Marissa Meyer publicou no Brasil a série “As Crônicas Lunares”, composta por “Cinder”, “Scarlet”, “Cress” e “Winter” (contos de fadas futuristas inspirados, respectivamente, em Cinderela, Chapeuzinho vermelho, Rapunzel e Branca de Neve), e o spin-off “Levana”, que revela a verdadeira mulher por trás da fascinante vilã que perpassa a histórias de As crônicas Lunares. Durante a Bienal será lançado o “Sem Coração” (Heartless, no original), que recria o passado da famosa Rainha de Copas e mostra por que ela se tornou o terror do País das Maravilhas.

Tessa Dare, conhecida por seus livros eróticos, já lançou no Brasil duas séries: “Spindle Cove” e “Castles Ever After”, onde criou heroínas autênticas e corajosas que desafiam os conceitos da sociedade de sua época, e cavalheiros nobres e apaixonantes que têm seus corações enlaçados por elas. Para a Bienal do Livro de São Paulo a editora Gutenberg publica o quinto e último volume da série “Spindle Cove”.

A 25ª edição da Bienal Internacional do Livro de São Paulo acontece entre os dias 3 e 12 de agosto no Pavilhão de Exposições do Anhembi, em São Paulo.

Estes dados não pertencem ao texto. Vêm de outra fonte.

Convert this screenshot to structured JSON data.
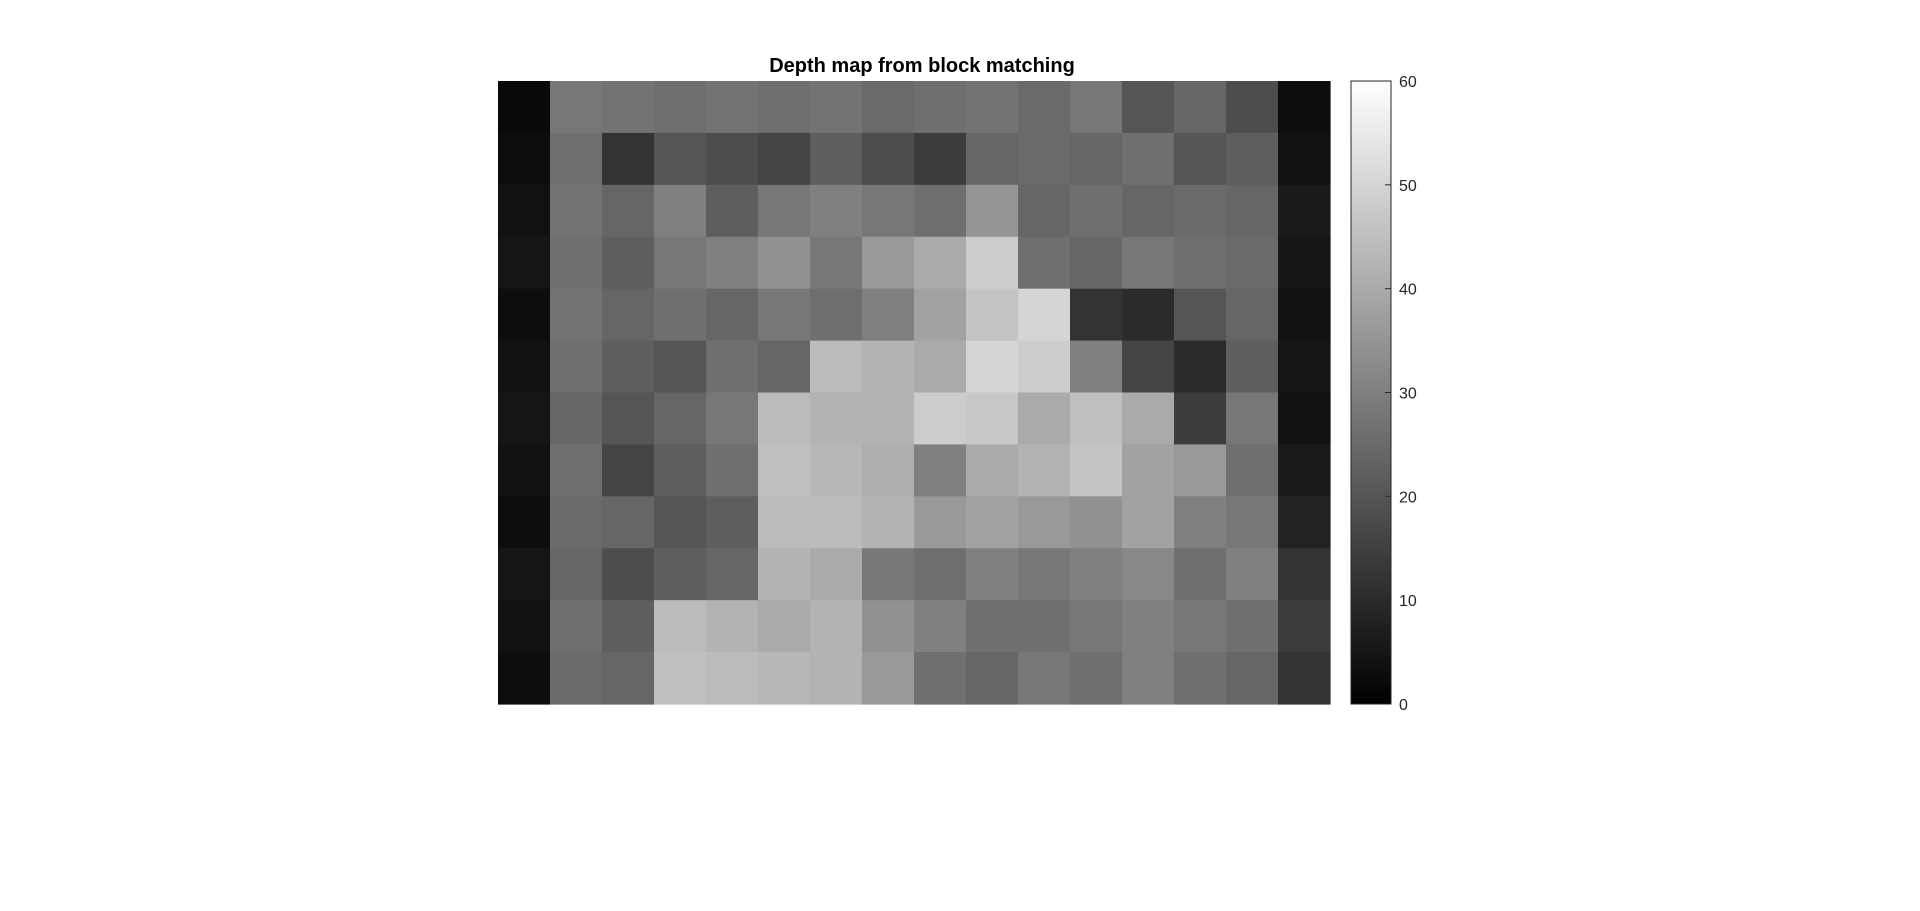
{
  "chart_data": {
    "type": "heatmap",
    "title": "Depth map from  block matching",
    "colormap": "gray",
    "xlabel": "",
    "ylabel": "",
    "axes_visible": false,
    "color_limits": [
      0,
      60
    ],
    "colorbar": {
      "location": "right",
      "ticks": [
        0,
        10,
        20,
        30,
        40,
        50,
        60
      ],
      "tick_labels": [
        "0",
        "10",
        "20",
        "30",
        "40",
        "50",
        "60"
      ]
    },
    "grid_columns": 16,
    "grid_rows": 12,
    "values": [
      [
        2,
        28,
        27,
        26,
        27,
        26,
        27,
        25,
        26,
        27,
        25,
        28,
        20,
        24,
        18,
        3
      ],
      [
        3,
        26,
        12,
        20,
        18,
        16,
        22,
        18,
        14,
        24,
        25,
        24,
        26,
        20,
        22,
        4
      ],
      [
        4,
        27,
        24,
        30,
        22,
        28,
        30,
        28,
        26,
        35,
        24,
        26,
        24,
        25,
        24,
        6
      ],
      [
        5,
        26,
        22,
        28,
        30,
        34,
        28,
        36,
        40,
        48,
        26,
        24,
        28,
        26,
        25,
        5
      ],
      [
        3,
        27,
        24,
        26,
        24,
        28,
        26,
        30,
        38,
        46,
        50,
        12,
        10,
        20,
        24,
        4
      ],
      [
        4,
        26,
        22,
        20,
        26,
        24,
        44,
        42,
        40,
        50,
        48,
        30,
        16,
        10,
        22,
        5
      ],
      [
        5,
        24,
        20,
        24,
        28,
        44,
        42,
        42,
        48,
        47,
        40,
        45,
        40,
        14,
        28,
        4
      ],
      [
        4,
        26,
        16,
        22,
        26,
        45,
        43,
        41,
        30,
        40,
        42,
        46,
        38,
        36,
        26,
        6
      ],
      [
        3,
        25,
        24,
        20,
        22,
        44,
        44,
        42,
        36,
        38,
        36,
        34,
        38,
        30,
        28,
        8
      ],
      [
        5,
        24,
        18,
        22,
        24,
        42,
        40,
        28,
        26,
        30,
        28,
        30,
        32,
        26,
        30,
        12
      ],
      [
        4,
        26,
        22,
        44,
        42,
        40,
        42,
        34,
        30,
        26,
        26,
        28,
        30,
        28,
        26,
        14
      ],
      [
        3,
        25,
        24,
        45,
        44,
        43,
        42,
        36,
        26,
        24,
        28,
        26,
        30,
        26,
        24,
        12
      ]
    ]
  }
}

Este ano o evento aposta numa campanha inovadora cujo mote é: “Venha Fazer esse Download de Conhecimento”, que tem como proposta de valor destacar o protagonismo do livro em meio à nova percepção dos brasileiros diante do turbilhão de estímulos e canais de acesso a conteúdo que a tecnologia hoje propicia. A ideia é mostrar que, apesar dessas mudanças culturais no País, o livro, em seus diversos formatos, é o agente essencial do processo de conexão entre o conhecimento e o universo digital no qual vivemos.